7 sederhana, mudah, dan cost-effective yang dapat digunakan untuk menggambarkan aktivasi platelet dan berhubungan dengan kejadian infark miokard akut (Khandekar dkk., 2006) Pengaruh berbagai variabel dalam pengukuran indeks platelet menyebabkan berbagai studi menyarankan untuk masing-masing studi menetapkan nilai rujukan masing-masing (Giovanetti dkk., 2011) Berbagai studi telah menemukan hubungan antara MPV dengan penyakit jantung koroner (PJK) dan kejadian infark miokard akut (Khandekar dkk., 2006). Meta analisis dan systematic review oleh Chu dkk. (2009) pada total 2809 pasien yang bertujuan mencari hubungan antara MPV dan infark miokard akut dan kejadian kardiovaskuler lainnya ditemukan bahwa peningkatan MPV berhubungan dengan kejadian IMA (Chu dkk., 2010). Telah ditemukan juga bahwa MPV lebih tinggi pada pasien IMA dibandingkan dengan pasien PJK stabil, namun belum ada penelitian yang menghubungkan antara MPV dengan kejadian kardiovaskular mayor pasca IMA. Mean platelet volume yang tinggi akan menggambarkan aktivasi platelet yang tinggi pada pasien IMA sehingga diharapkan mampu berperan sebagai prediktor kejadian kardiovaskular mayor pada pasien IMA. Berdasarkan latar belakang yang sudah dipaparkan diatas, akan dilakukan penelitian mengenai peranan MPV yang tinggi sebagai prediktor kejadian kardiovaskuler mayor pada pasien IMA selama perawatan di rumah sakit.

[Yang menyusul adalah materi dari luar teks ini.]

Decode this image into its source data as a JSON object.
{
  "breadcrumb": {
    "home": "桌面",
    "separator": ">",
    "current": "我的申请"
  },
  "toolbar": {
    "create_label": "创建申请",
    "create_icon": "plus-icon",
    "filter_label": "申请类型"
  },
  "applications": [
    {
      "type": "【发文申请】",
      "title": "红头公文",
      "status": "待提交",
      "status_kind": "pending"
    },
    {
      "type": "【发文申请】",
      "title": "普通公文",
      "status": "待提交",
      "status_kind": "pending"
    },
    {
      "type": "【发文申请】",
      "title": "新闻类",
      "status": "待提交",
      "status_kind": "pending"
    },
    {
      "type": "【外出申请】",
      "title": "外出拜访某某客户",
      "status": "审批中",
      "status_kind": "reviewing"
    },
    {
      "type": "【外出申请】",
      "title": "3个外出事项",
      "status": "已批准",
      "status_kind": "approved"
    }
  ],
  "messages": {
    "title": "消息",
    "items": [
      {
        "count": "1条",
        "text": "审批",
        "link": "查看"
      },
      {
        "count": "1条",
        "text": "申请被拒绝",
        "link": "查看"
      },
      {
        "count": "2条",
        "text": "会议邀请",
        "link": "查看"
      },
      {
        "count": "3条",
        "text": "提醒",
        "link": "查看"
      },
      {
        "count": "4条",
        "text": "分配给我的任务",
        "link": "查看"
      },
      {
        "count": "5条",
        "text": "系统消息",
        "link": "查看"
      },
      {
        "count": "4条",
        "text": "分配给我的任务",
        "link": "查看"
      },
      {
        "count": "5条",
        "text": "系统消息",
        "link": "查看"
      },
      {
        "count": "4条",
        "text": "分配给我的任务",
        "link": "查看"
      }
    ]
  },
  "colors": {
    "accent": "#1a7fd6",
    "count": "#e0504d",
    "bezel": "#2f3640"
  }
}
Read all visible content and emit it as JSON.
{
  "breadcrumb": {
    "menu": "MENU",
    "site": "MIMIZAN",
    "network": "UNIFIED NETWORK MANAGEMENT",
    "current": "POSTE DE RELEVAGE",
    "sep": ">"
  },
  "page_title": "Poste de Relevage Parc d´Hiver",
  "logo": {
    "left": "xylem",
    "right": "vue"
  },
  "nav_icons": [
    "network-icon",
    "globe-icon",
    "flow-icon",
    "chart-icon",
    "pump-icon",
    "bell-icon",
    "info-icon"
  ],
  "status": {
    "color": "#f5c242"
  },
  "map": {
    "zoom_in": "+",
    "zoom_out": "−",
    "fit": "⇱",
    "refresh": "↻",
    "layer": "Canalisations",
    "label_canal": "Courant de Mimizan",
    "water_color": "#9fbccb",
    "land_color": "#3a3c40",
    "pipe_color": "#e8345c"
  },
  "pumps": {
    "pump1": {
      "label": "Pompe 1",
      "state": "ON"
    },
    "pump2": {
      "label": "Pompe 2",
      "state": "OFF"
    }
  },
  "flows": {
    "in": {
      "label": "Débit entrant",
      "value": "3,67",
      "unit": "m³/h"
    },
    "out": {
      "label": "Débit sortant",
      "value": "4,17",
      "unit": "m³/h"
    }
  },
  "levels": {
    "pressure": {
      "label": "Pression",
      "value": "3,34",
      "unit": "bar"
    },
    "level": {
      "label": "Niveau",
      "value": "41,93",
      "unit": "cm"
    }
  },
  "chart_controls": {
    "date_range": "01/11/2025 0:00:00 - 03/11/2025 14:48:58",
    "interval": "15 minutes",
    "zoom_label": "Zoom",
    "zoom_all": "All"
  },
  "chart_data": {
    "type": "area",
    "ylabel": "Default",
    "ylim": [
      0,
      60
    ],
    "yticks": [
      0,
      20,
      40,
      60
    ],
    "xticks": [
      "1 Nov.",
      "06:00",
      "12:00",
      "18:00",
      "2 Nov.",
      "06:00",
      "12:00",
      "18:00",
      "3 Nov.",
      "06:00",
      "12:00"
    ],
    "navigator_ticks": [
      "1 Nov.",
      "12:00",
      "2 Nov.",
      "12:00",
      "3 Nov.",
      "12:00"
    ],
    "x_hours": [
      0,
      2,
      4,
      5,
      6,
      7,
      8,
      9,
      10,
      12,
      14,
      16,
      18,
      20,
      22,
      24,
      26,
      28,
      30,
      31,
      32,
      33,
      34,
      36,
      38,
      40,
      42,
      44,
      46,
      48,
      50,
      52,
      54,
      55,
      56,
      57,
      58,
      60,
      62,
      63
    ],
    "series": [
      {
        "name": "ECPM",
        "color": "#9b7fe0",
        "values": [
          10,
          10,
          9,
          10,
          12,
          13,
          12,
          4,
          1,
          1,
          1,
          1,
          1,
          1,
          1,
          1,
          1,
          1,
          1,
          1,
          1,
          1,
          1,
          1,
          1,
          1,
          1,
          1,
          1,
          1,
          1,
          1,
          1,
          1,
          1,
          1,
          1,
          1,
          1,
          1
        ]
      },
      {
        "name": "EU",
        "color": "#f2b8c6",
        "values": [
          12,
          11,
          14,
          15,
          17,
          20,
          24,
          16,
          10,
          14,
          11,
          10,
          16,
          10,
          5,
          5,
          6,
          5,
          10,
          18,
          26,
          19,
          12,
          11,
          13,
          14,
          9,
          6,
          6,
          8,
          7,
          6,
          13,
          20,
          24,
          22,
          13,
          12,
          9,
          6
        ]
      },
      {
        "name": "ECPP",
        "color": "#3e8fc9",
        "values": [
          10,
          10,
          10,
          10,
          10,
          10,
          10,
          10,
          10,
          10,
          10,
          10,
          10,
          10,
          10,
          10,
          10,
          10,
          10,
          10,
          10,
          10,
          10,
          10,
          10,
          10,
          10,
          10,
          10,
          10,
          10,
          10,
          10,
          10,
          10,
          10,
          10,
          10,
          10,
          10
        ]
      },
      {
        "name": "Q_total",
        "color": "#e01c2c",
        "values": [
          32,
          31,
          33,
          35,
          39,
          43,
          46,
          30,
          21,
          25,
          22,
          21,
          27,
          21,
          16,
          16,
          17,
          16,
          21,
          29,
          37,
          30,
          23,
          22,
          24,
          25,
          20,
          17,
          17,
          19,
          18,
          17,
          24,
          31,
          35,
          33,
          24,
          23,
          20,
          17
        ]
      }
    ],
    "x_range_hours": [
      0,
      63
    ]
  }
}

Penelitian ini dilakukan karena belum terdapat studi yang meneliti peningkatan aktivasi platelet yang ditunjukkan oleh nilai MPV yang tinggi sebagai prediktor kejadian kardiovaskuler mayor pada populasi pasien IMA. 1.2 Rumusan Masalah

8 Berdasarkan latar belakang diatas, maka dapat disusun rumusan masalah sebagai berikut : apakah mean platelet volume yang tinggi merupakan prediktor kejadian kardiovaskuler mayor pada pasien IMA saat perawatan di rumah sakit? 1.3 Tujuan Penelitian 1.3.1 Tujuan Umum Untuk mengetahui peran MPV pada prognosis pasien IMA. 1.3.2 Tujuan Khusus Untuk mengetahui MPV yang tinggi sebagai prediktor kejadian kardiovaskuler mayor pada pasien IMA saat perawatan di rumah sakit. 1.4 Manfaat Penelitian 1.4.1 Manfaat Akademik/Ilmiah Manfaat akademik dari penelitian ini adalah dapat memberikan kontribusi ilmiah berupa : 1.4.1.1 Sebagai data dasar dan pedoman dalam stratifikasi risiko pasien IMA. 1.4.1.2 Sebagai dasar untuk memperkaya bukti ilmiah mengenai penggunaan MPV sebagai pemeriksaan penanda biokimiawi yang penting, sederhana, mudah, dan cost-effective untuk prognosis pasien IMA. 1.4.2 Manfaat Praktis Memberikan kontribusi berupa penggunaan MPV sebagai stratifikasi risiko kejadian kardiovaskular mayor pada pasien IMA, sehingga dapat dilakukan pemberian terapi yang lebih agresif.